No son cuatro manzanas podridas, sino que la Iglesia es una estructura de poder que protege a los criminales», dijo hace unos días Miguel Hurtado, víctima del abuso sexual de un sacerdote en Barcelona, a la edad de dieciséis años. Junto a otras víctimas, este joven ha fundado la Asociación Nacional de Infancias Robadas (ANIR), cuyo objetivo no es prestar asistencia, por falta de recursos, sino movilizar a la sociedad sobre esta cuestión. Estremece oírle hablar de su caso, sobre todo porque, según cuenta, no es el abuso en sí lo que más le duele, sino el hecho de que durante años, la Iglesia no tomó ninguna medida, salvo el traslado del abusador a otro centro de la orden y el pago de 7.200 euros (en negro y con un compromiso de silencio).

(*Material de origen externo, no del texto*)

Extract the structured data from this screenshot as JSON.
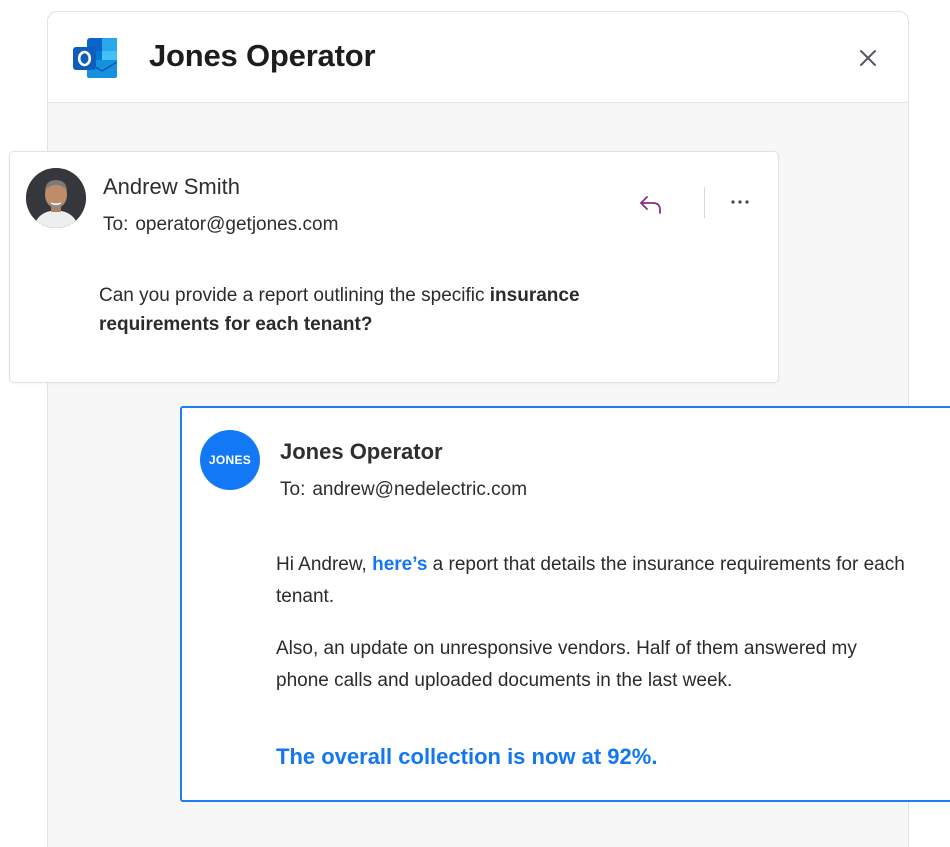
{
  "header": {
    "title": "Jones Operator",
    "logo_icon": "outlook-icon",
    "close_icon": "close-icon"
  },
  "incoming": {
    "sender": "Andrew Smith",
    "to_label": "To:",
    "to_address": "operator@getjones.com",
    "message_start": "Can you provide a report outlining the specific ",
    "message_bold": "insurance requirements for each tenant?",
    "reply_icon": "reply-icon",
    "more_icon": "more-icon"
  },
  "reply": {
    "avatar_text": "JONES",
    "sender": "Jones Operator",
    "to_label": "To:",
    "to_address": "andrew@nedelectric.com",
    "p1_start": "Hi Andrew, ",
    "p1_link": "here’s",
    "p1_end": " a report that details the insurance requirements for each tenant.",
    "p2": "Also, an update on unresponsive vendors. Half of them answered my phone calls and uploaded documents in the last week.",
    "highlight": "The overall collection is now at 92%."
  },
  "colors": {
    "accent": "#1476f0",
    "reply_icon": "#8a2a8a",
    "panel_bg": "#f7f7f8"
  }
}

Obedecer es fácil, marcharse a otra parroquia o desaparecer como las palomas y los conejos en la chistera de un mago, también. Pero lo que la Iglesia no acaba de entender es que uno no cambia por más obediente que sea, no deja de sentir la sangre galopándo en el pecho, queriendo salírsele del cuerpo. Me consuela pensar que hay muchos, muchísimos sacerdotes que nada tienen que ver con todo esto. Pero sobre todo me consuela pensar que las manzanas podridas tienen que tener (aunque siempre hay excepciones, la ruindad humana no tiene límites) una penitencia personal mucho más lacerante que la peor de las condenas.
El remordimiento es un murciélago, un ratón que roe los bordes y llega hasta la médula. Por eso me consuela pensar que todos los días de su vida, al levantarse para dar misa, mientras confiesan, mientras ofician bautizos y bodas, mientras imparten sus clases de Religión o acompañan a los grupos de niños scout, la culpa está haciendo su trabajo. Quizá sea estúpido y naíf, pero me consuela pensar que por la noche, ya en casa, cuando ese sacerdote cualquiera se quita la sotana, se arranca el alzacuello y se queda desnudo como Dios lo arrojó al mundo, siente el mismo miedo oscuro y pegajoso que debió sentir Miguel Hurtado y todos los otros miles de niños abusados.